The film adaptation, directed by Rajiv Mehra, with a script by Ashwini Dhir, sees the TV sitcom literally ported to the big screen, with the same topline cast, and even the same sort of comic punches. Pankaj Kapur's Musaddi Lal this time is a retired schoolmaster, who leaves on a teerth yatra with his late wife's ashes, only to come back to find that he has been prematurely declared dead and his pension has been stopped. Along the way, he runs into an assorted set of crooked government types, including dirty doctors, treacherous ticket collectors and profiteering pandits, all of whom he has to pay off on the insistence of his street-smart, aggressive son, Bunty, played by Gaurav Kapoor. Once back home, Musaddi decides to wage a battle against the bureaucracy, to prove that he is, indeed, Musaddi, and he's perfectly alive and kicking, something that the corrupt penpushers of the pension department refuse to believe.

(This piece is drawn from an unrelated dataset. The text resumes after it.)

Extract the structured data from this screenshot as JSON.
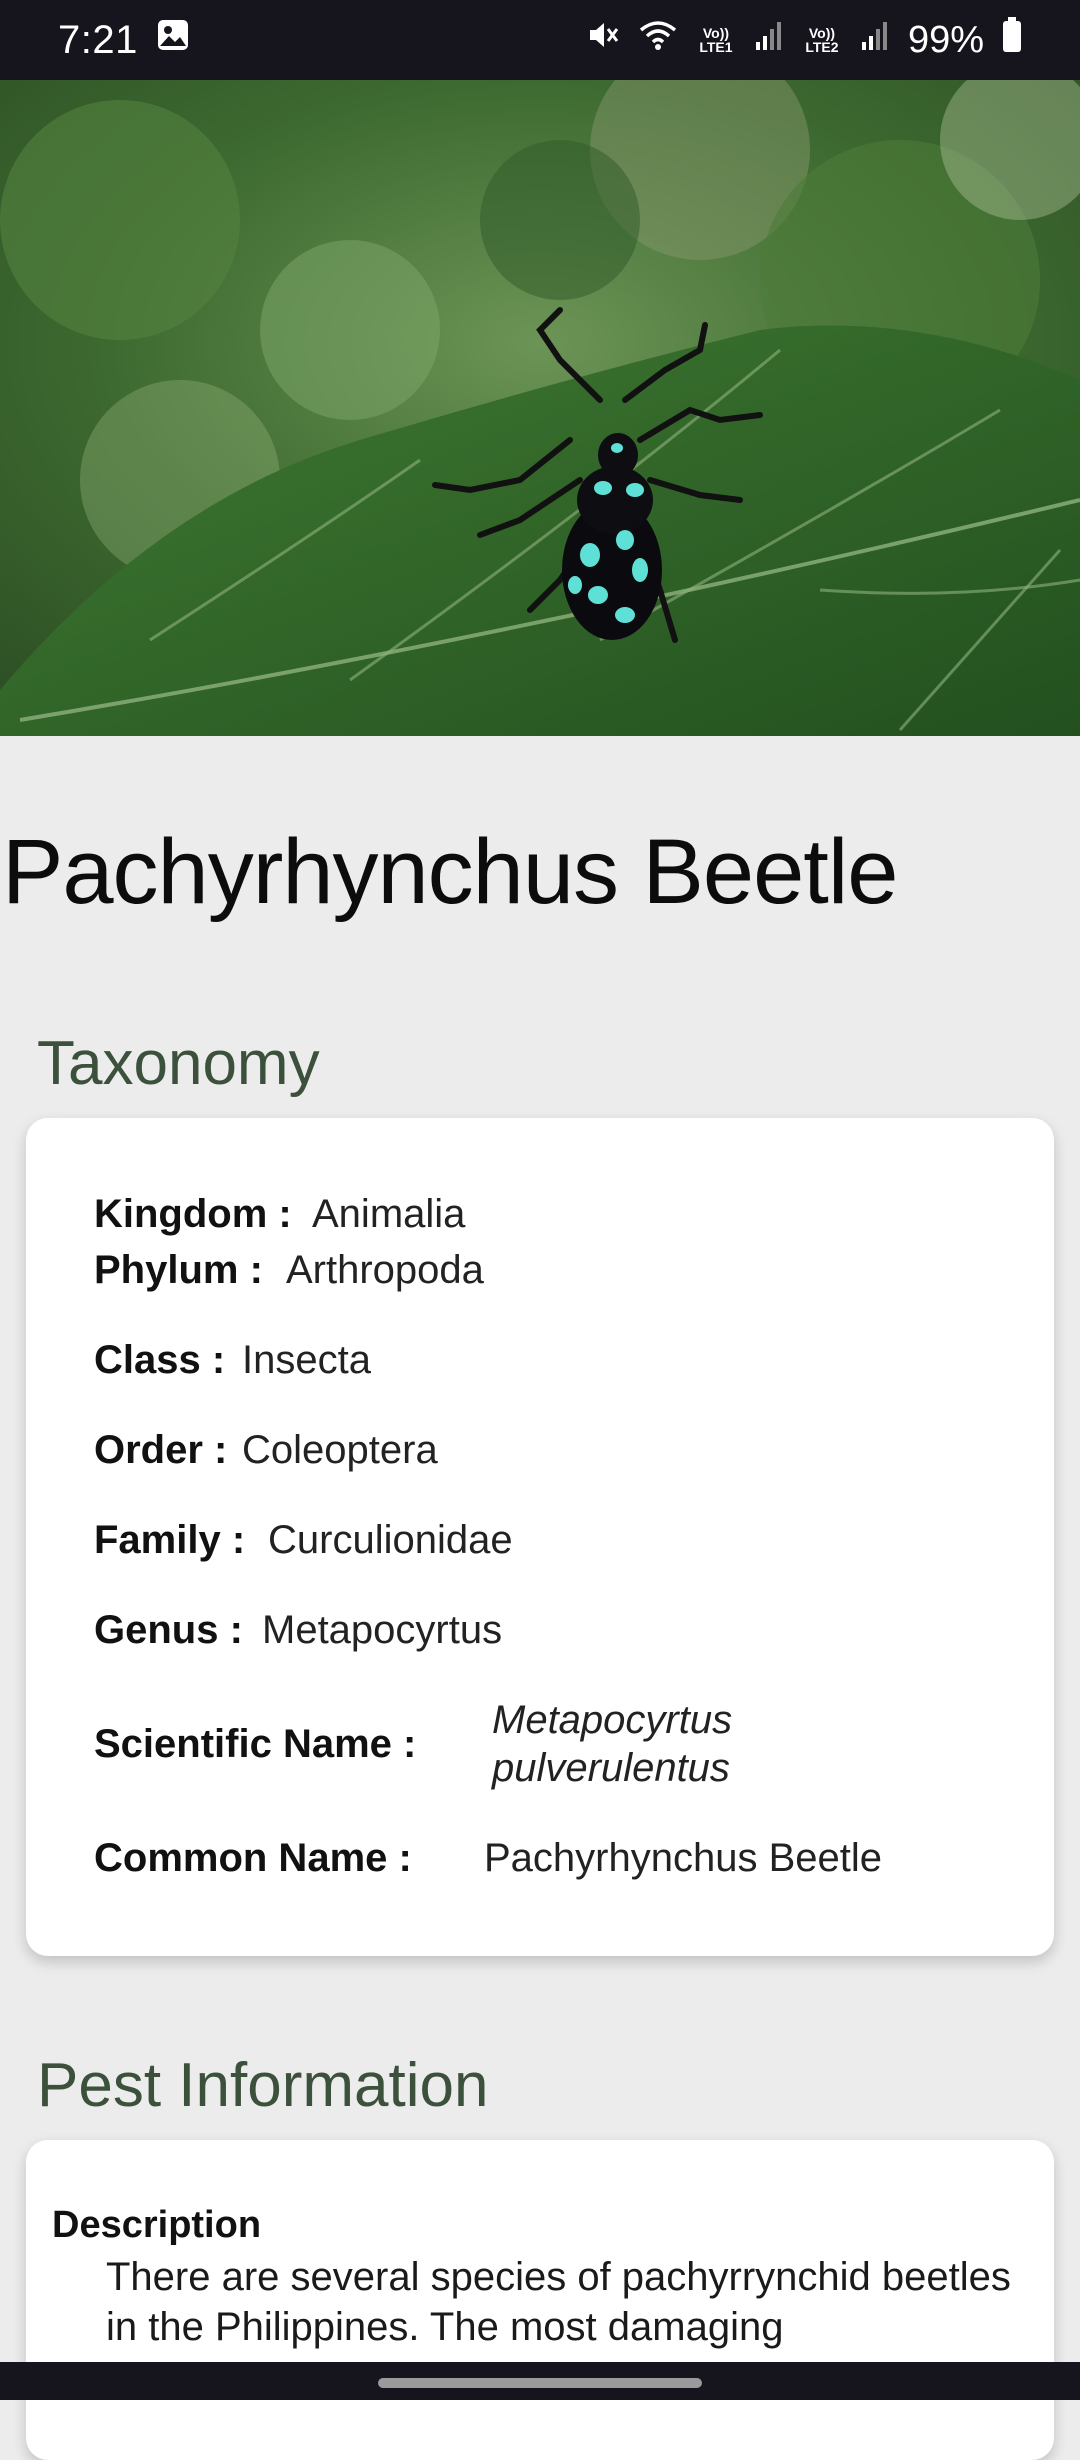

Where the film adaptation begins to seem ill-conceived is in the fact that director Mehra has his main cast, made up of the talented Deven Bhojani, Manoj Pahwa, Sanjay Mishra, Hemant Pandey and Asawari Joshi, kitted out in so many roles, that it stretches credulity. So, the same Deven Bhojani who is a junior babu at the pension office, is also the collector from whom Musaddi needs to seek an affidavit, while the same Manoj Pahwa who is a doctor, also plays TC on Musaddi's train journey. While one can understand the move from a comic standpoint, the end result is that instead of watching a film, the experience leaves you wondering whether this isn't just an 'Office Office' marathon from TV instead.

The film's humour is flawed as well, pulling the same comic tricks that one is familiar with on TV. While things like Deven Bhojani's nahin toh doh baatein hongi jokes and Asawari Joshi constantly doing household work in office is funny enough on TV, it seems Rajiv and Ashwini both fail to realise that on a bigger screen, you need more impactful humour as well. Especially since Musaddi Lal's troubles so perfectly capture the hapless of the Indian common man, one would have hoped that the makers of the film would have focused on more realistic humour as well, finding the funny in the pathos of Musaddi's situations. That the team behind the film chooses to keep the film so simplistically predictable, with an end that you can spot from a mile that is quite a disappointment.

Still, the film has its silver linings, sparkling especially in the acting department. There is nothing that needs to be said of Pankaj Kapur's Musaddi, given that the nation has been in love with him for years in the role now. Kapur puts on a master class in acting every time he's on screen in any film and it's the same here, with his helpless and hopefulness in the worst of circumstances coming across in every scene. The others in the ensemble cast, Deven Bhojani, Manoj Pahwa, Sanjay Mishra, Hemant Pandey and Asawari Joshi, have been living with their characters for years now, and manage to make it a great job too, with elastic Bhojani especially so. The only other fixed member of the cast is Gaurav Kapoor, and he does well for himself.

If Chala Musaddi Office Office' works in any part, credit is due to the talented cast of players it features, and the humour inherent in the 'Office Office' concept. Otherwise, the film is a disappointment on Ashwini Dhir and Rajiv Mehra's parts, who fail to bring anything new to the table here. Indeed, even with a great concept, this film stretches it so much, that it just serves to dull the otherwise sharp comic punches that 'Office Office' has been throwing at its audiences for years.